Daniel Morison’s journal ends at this point. After July 2, 1772, we lose sight of the unhappy surgeon’s mate. It appears at least that he did not remain much longer at the Straits for later that year the various units of the Second Battalion of the Royal Americans were assembled from Niagara, Fort Michilimackinac, and other frontier posts and shipped off to serve in the balmier climate of the West Indies.

Captain Turnbull retired from the army in 1775 by selling his commission, but some of the others who had served at Michilimackinac remained with the Royal Americans and fought in the Revolutionary War. Turnbull’s predecessor as commandant, Beamsley Glazier, distinguished himself in the fighting around Savannah, Georgia, in 1779, by leading three companies of the Royal Americans in a fierce charge which drove the American and French forces into headlong retreat and caused the Allies to lift their siege of the British troops in the city. Ensign Johnson’s erstwhile comrade-in-arms, John Christie, fought gallantly in 1780 at Mobile in a futile effort to beat off a Spanish attack on that port. Christie thereby redeemed his reputation which had been badly tarnished by his premature surrender to the Indians when he was in command of a fort at present-day Erie, Pennsylvania, in 1763.

Many changes took place at Michilimackinac after 1772, so many, in fact, that John Askin, an old-time resident, in 1778 wrote to Thomas McMurray, apparently the former acting sergeant-major who had retired to a business in Montreal, that he would scarcely recognize the post any more. In place of the drafty old houses, such as the ones Morison had lived in, the people, Askin reported, were “now building tolerable good ones.”
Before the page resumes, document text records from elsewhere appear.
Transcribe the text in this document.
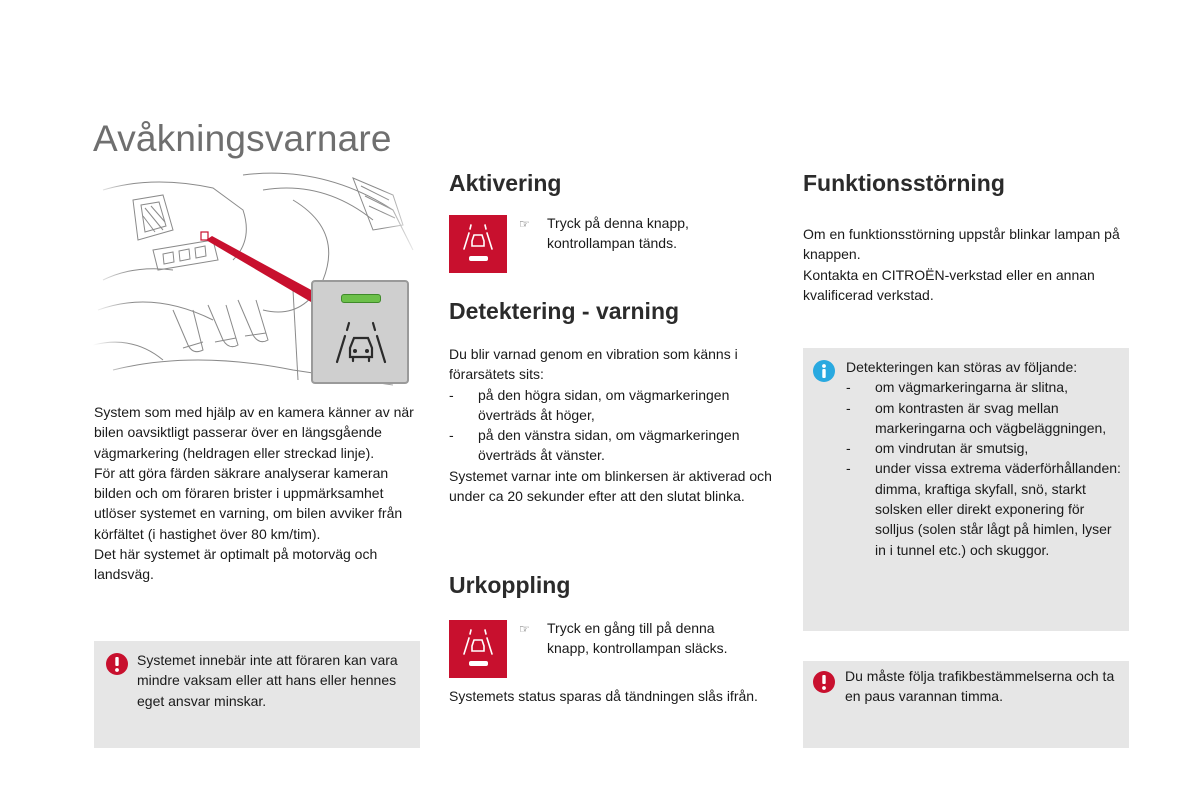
Avåkningsvarnare

System som med hjälp av en kamera känner av när bilen oavsiktligt passerar över en längsgående vägmarkering (heldragen eller streckad linje).

För att göra färden säkrare analyserar kameran bilden och om föraren brister i uppmärksamhet utlöser systemet en varning, om bilen avviker från körfältet (i hastighet över 80 km/tim).

Det här systemet är optimalt på motorväg och landsväg.

Systemet innebär inte att föraren kan vara mindre vaksam eller att hans eller hennes eget ansvar minskar.
Aktivering
☞	Tryck på denna knapp,

kontrollampan tänds.

Detektering - varning

Du blir varnad genom en vibration som känns i förarsätets sits:

-	på den högra sidan, om vägmarkeringen överträds åt höger,
-	på den vänstra sidan, om vägmarkeringen överträds åt vänster.

Systemet varnar inte om blinkersen är aktiverad och under ca 20 sekunder efter att den slutat blinka.

Urkoppling
☞	Tryck en gång till på denna

knapp, kontrollampan släcks.

Systemets status sparas då tändningen slås ifrån.
Funktionsstörning

Om en funktionsstörning uppstår blinkar lampan på knappen.

Kontakta en CITROËN-verkstad eller en annan kvalificerad verkstad.

Detekteringen kan störas av följande:

-	om vägmarkeringarna är slitna,
-	om kontrasten är svag mellan markeringarna och vägbeläggningen,
-	om vindrutan är smutsig,
-	under vissa extrema väderförhållanden: dimma, kraftiga skyfall, snö, starkt solsken eller direkt exponering för solljus (solen står lågt på himlen, lyser in i tunnel etc.) och skuggor.
Du måste följa trafikbestämmelserna och ta en paus varannan timma.
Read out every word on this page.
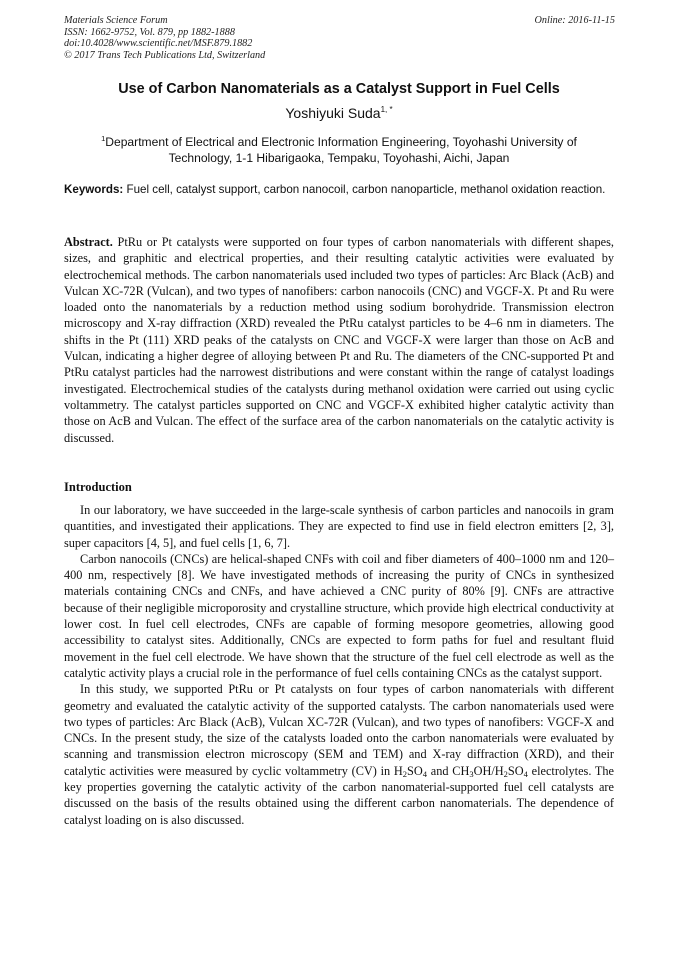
Materials Science Forum
ISSN: 1662-9752, Vol. 879, pp 1882-1888
doi:10.4028/www.scientific.net/MSF.879.1882
© 2017 Trans Tech Publications Ltd, Switzerland
Online: 2016-11-15
Use of Carbon Nanomaterials as a Catalyst Support in Fuel Cells
Yoshiyuki Suda$^{1, *}$
$^1$Department of Electrical and Electronic Information Engineering, Toyohashi University of Technology, 1-1 Hibarigaoka, Tempaku, Toyohashi, Aichi, Japan
Keywords: Fuel cell, catalyst support, carbon nanocoil, carbon nanoparticle, methanol oxidation reaction.
Abstract. PtRu or Pt catalysts were supported on four types of carbon nanomaterials with different shapes, sizes, and graphitic and electrical properties, and their resulting catalytic activities were evaluated by electrochemical methods. The carbon nanomaterials used included two types of particles: Arc Black (AcB) and Vulcan XC-72R (Vulcan), and two types of nanofibers: carbon nanocoils (CNC) and VGCF-X. Pt and Ru were loaded onto the nanomaterials by a reduction method using sodium borohydride. Transmission electron microscopy and X-ray diffraction (XRD) revealed the PtRu catalyst particles to be 4–6 nm in diameters. The shifts in the Pt (111) XRD peaks of the catalysts on CNC and VGCF-X were larger than those on AcB and Vulcan, indicating a higher degree of alloying between Pt and Ru. The diameters of the CNC-supported Pt and PtRu catalyst particles had the narrowest distributions and were constant within the range of catalyst loadings investigated. Electrochemical studies of the catalysts during methanol oxidation were carried out using cyclic voltammetry. The catalyst particles supported on CNC and VGCF-X exhibited higher catalytic activity than those on AcB and Vulcan. The effect of the surface area of the carbon nanomaterials on the catalytic activity is discussed.
Introduction

In our laboratory, we have succeeded in the large-scale synthesis of carbon particles and nanocoils in gram quantities, and investigated their applications. They are expected to find use in field electron emitters [2, 3], super capacitors [4, 5], and fuel cells [1, 6, 7].

Carbon nanocoils (CNCs) are helical-shaped CNFs with coil and fiber diameters of 400–1000 nm and 120–400 nm, respectively [8]. We have investigated methods of increasing the purity of CNCs in synthesized materials containing CNCs and CNFs, and have achieved a CNC purity of 80% [9]. CNFs are attractive because of their negligible microporosity and crystalline structure, which provide high electrical conductivity at lower cost. In fuel cell electrodes, CNFs are capable of forming mesopore geometries, allowing good accessibility to catalyst sites. Additionally, CNCs are expected to form paths for fuel and resultant fluid movement in the fuel cell electrode. We have shown that the structure of the fuel cell electrode as well as the catalytic activity plays a crucial role in the performance of fuel cells containing CNCs as the catalyst support.

In this study, we supported PtRu or Pt catalysts on four types of carbon nanomaterials with different geometry and evaluated the catalytic activity of the supported catalysts. The carbon nanomaterials used were two types of particles: Arc Black (AcB), Vulcan XC-72R (Vulcan), and two types of nanofibers: VGCF-X and CNCs. In the present study, the size of the catalysts loaded onto the carbon nanomaterials were evaluated by scanning and transmission electron microscopy (SEM and TEM) and X-ray diffraction (XRD), and their catalytic activities were measured by cyclic voltammetry (CV) in $H_2SO_4$ and $CH_3OH/H_2SO_4$ electrolytes. The key properties governing the catalytic activity of the carbon nanomaterial-supported fuel cell catalysts are discussed on the basis of the results obtained using the different carbon nanomaterials. The dependence of catalyst loading on is also discussed.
The fort also had a new surgeon’s mate—another Scotsman, David Mitchell. Unlike his compatriot Morison, Mitchell adjusted very well to the rough conditions of life on the fur-trading frontier. He married a Chippewa woman, and when his regiment was transferred elsewhere he received special permission to stay on as surgeon’s mate so that his wife would not be separated from her people. He remained in the area in various capacities until his death in 1830. By then old Fort Michilimackinac had been abandoned for a half century and only a few ruins sticking out of the sand reminded the occasional visitor of the colorful days of the 1760’s and 1770’s.